On Thu, Sep 26, 2019 at 02:35:45PM +0800, Qu Wenruo wrote:
> [BUG]
> There is one BUG_ON() report where a transaction is aborted during
> balance, then kernel BUG_ON() in merge_reloc_roots():
>
> void merge_reloc_roots(struct reloc_control *rc)
> {
> ...
> BUG_ON(!RB_EMPTY_ROOT(&rc->reloc_root_tree.rb_root)); <<<
> }
>
> [CAUSE]
> It's still uncertain why we can get to such situation.

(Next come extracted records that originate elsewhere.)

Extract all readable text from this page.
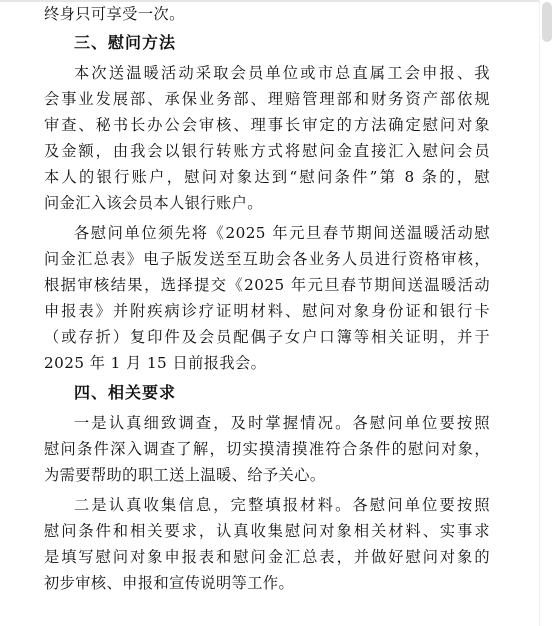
终身只可享受一次。
三、慰问方法
本次送温暖活动采取会员单位或市总直属工会申报、我
会事业发展部、承保业务部、理赔管理部和财务资产部依规
审查、秘书长办公会审核、理事长审定的方法确定慰问对象
及金额，由我会以银行转账方式将慰问金直接汇入慰问会员
本人的银行账户，慰问对象达到“慰问条件”第 8 条的，慰
问金汇入该会员本人银行账户。
各慰问单位须先将《2025 年元旦春节期间送温暖活动慰
问金汇总表》电子版发送至互助会各业务人员进行资格审核，
根据审核结果，选择提交《2025 年元旦春节期间送温暖活动
申报表》并附疾病诊疗证明材料、慰问对象身份证和银行卡
（或存折）复印件及会员配偶子女户口簿等相关证明，并于
2025 年 1 月 15 日前报我会。
四、相关要求
一是认真细致调查，及时掌握情况。各慰问单位要按照
慰问条件深入调查了解，切实摸清摸准符合条件的慰问对象，
为需要帮助的职工送上温暖、给予关心。
二是认真收集信息，完整填报材料。各慰问单位要按照
慰问条件和相关要求，认真收集慰问对象相关材料、实事求
是填写慰问对象申报表和慰问金汇总表，并做好慰问对象的
初步审核、申报和宣传说明等工作。
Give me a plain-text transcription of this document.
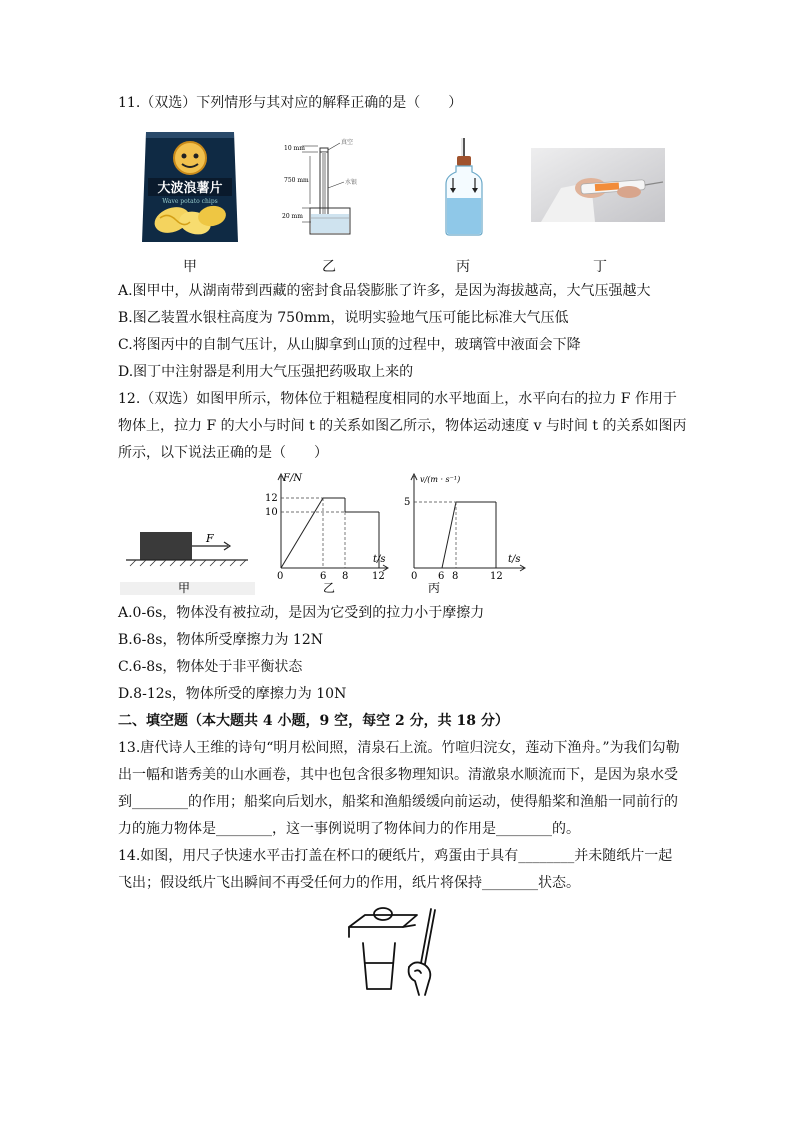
11.（双选）下列情形与其对应的解释正确的是（　　）
大波浪薯片
Wave potato chips
10 mm
750 mm
20 mm
真空
水银
甲	乙	丙	丁
A.图甲中，从湖南带到西藏的密封食品袋膨胀了许多，是因为海拔越高，大气压强越大
B.图乙装置水银柱高度为 750mm，说明实验地气压可能比标准大气压低
C.将图丙中的自制气压计，从山脚拿到山顶的过程中，玻璃管中液面会下降
D.图丁中注射器是利用大气压强把药吸取上来的
12.（双选）如图甲所示，物体位于粗糙程度相同的水平地面上，水平向右的拉力 F 作用于
物体上，拉力 F 的大小与时间 t 的关系如图乙所示，物体运动速度 v 与时间 t 的关系如图丙
所示，以下说法正确的是（　　）
F
甲
F/N
t/s
12
10
0	6 8 12
乙
v/(m · s⁻¹)
t/s
5
0 6 8	12
丙
A.0-6s，物体没有被拉动，是因为它受到的拉力小于摩擦力
B.6-8s，物体所受摩擦力为 12N
C.6-8s，物体处于非平衡状态
D.8-12s，物体所受的摩擦力为 10N
二、填空题（本大题共 4 小题，9 空，每空 2 分，共 18 分）
13.唐代诗人王维的诗句“明月松间照，清泉石上流。竹喧归浣女，莲动下渔舟。”为我们勾勒
出一幅和谐秀美的山水画卷，其中也包含很多物理知识。清澈泉水顺流而下，是因为泉水受
到________的作用；船桨向后划水，船桨和渔船缓缓向前运动，使得船桨和渔船一同前行的
力的施力物体是________，这一事例说明了物体间力的作用是________的。
14.如图，用尺子快速水平击打盖在杯口的硬纸片，鸡蛋由于具有________并未随纸片一起
飞出；假设纸片飞出瞬间不再受任何力的作用，纸片将保持________状态。
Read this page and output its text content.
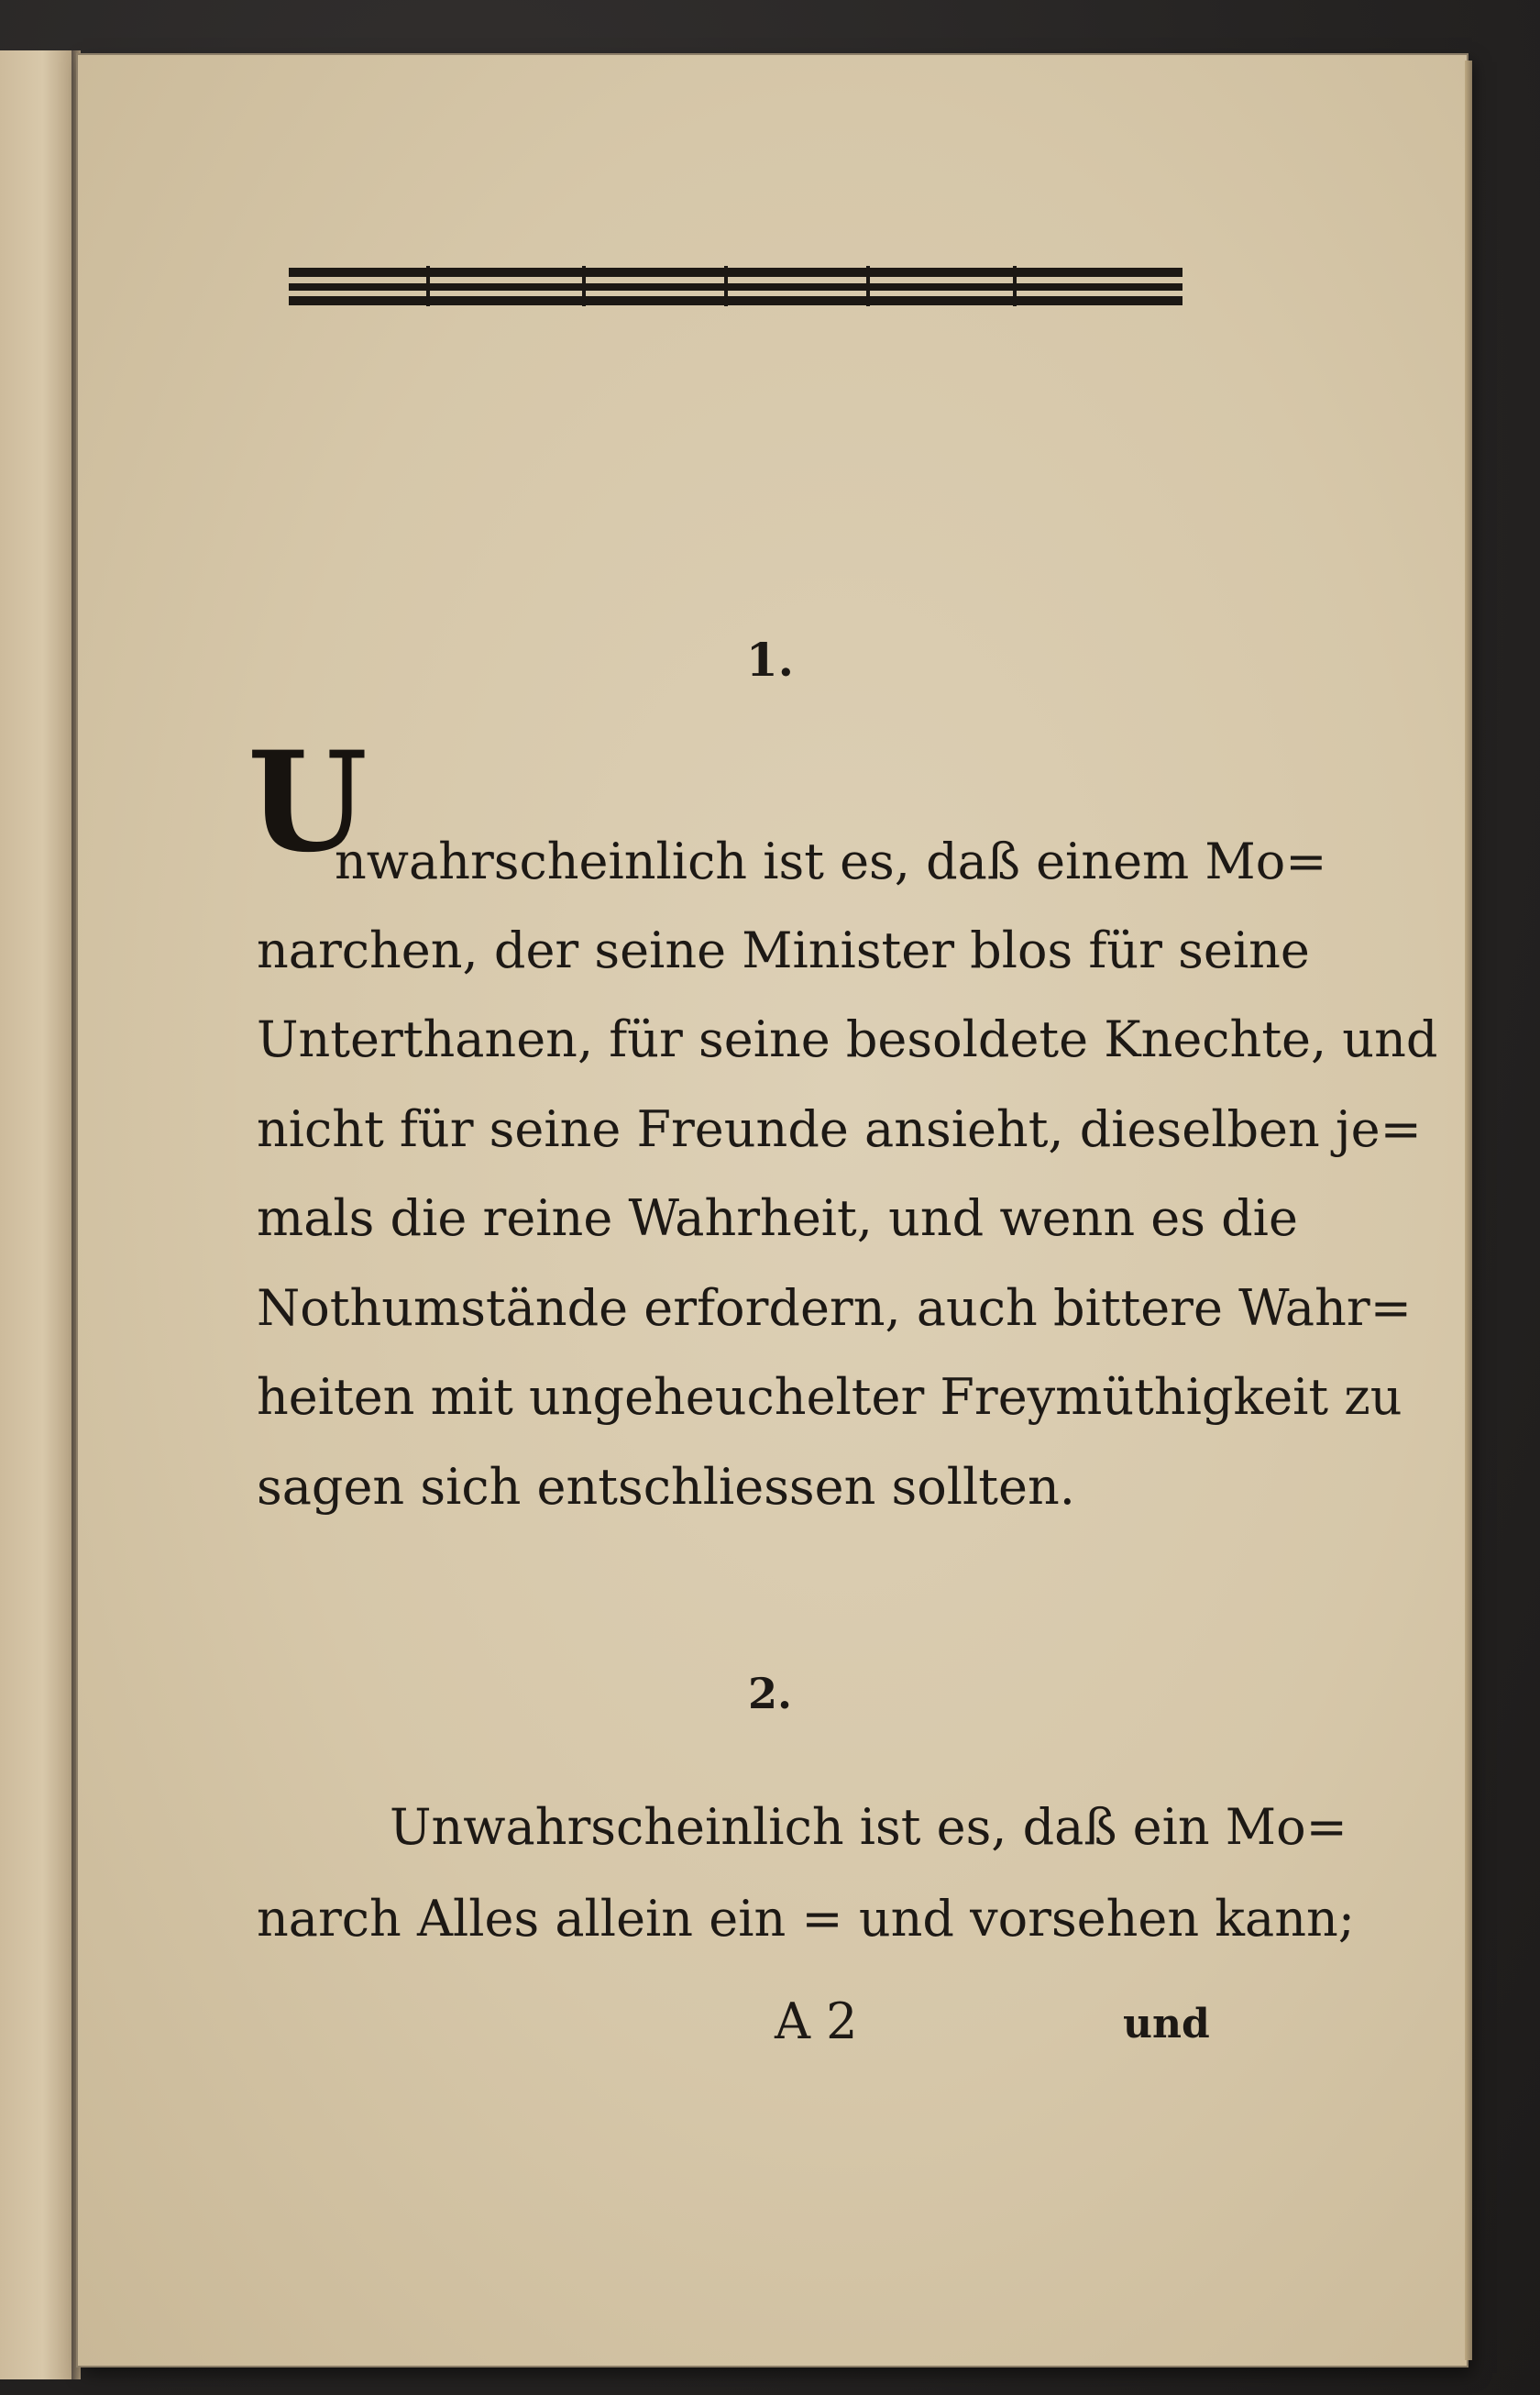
1.
U
nwahrscheinlich ist es, daß einem Mo=
narchen, der seine Minister blos für seine
Unterthanen, für seine besoldete Knechte, und
nicht für seine Freunde ansieht, dieselben je=
mals die reine Wahrheit, und wenn es die
Nothumstände erfordern, auch bittere Wahr=
heiten mit ungeheuchelter Freymüthigkeit zu
sagen sich entschliessen sollten.
2.
Unwahrscheinlich ist es, daß ein Mo=
narch Alles allein ein = und vorsehen kann;
A 2	und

> As all __add_reloc_root() calls will also link that reloc root to
> rc->reloc_roots, and in merge_reloc_roots() we cleanup rc->reloc_roots.
>
> So the root cause is still uncertain.
>
> [FIX]
> But we can still hunt down all the BUG_ON() in merge_reloc_roots().
>
> There are 3 BUG_ON()s in it:
> - BUG_ON() for read_fs_root() result
> - BUG_ON() for root->reloc_root != reloc_root case
> - BUG_ON() for the non-empty reloc_root_tree
>
> For the first two, just grab the return value and goto out tag for
> cleanup.
>
> For the last one, make it more graceful by:
> - grab the lock before doing read/write
> - warn instead of panic
> - cleanup the nodes in rc->reloc_root_tree
>
> Signed-off-by: Qu Wenruo <wqu@xxxxxxxx>
If we're going to do these things we might as well add the ability to error
inject and add an xfstest to verify they don't break anything. The
BUG_ON(root->reloc_root != reloc_root) isn't able to be tested, but you can at
least make read_fs_root() and merge_reloc_root() and then test this patch by
triggering errors in these paths.
If you do that I'm ok with not being able to explain the leaking nodes, getting
rid of the BUG_ON()'s is good enough reason. Thanks,
Josef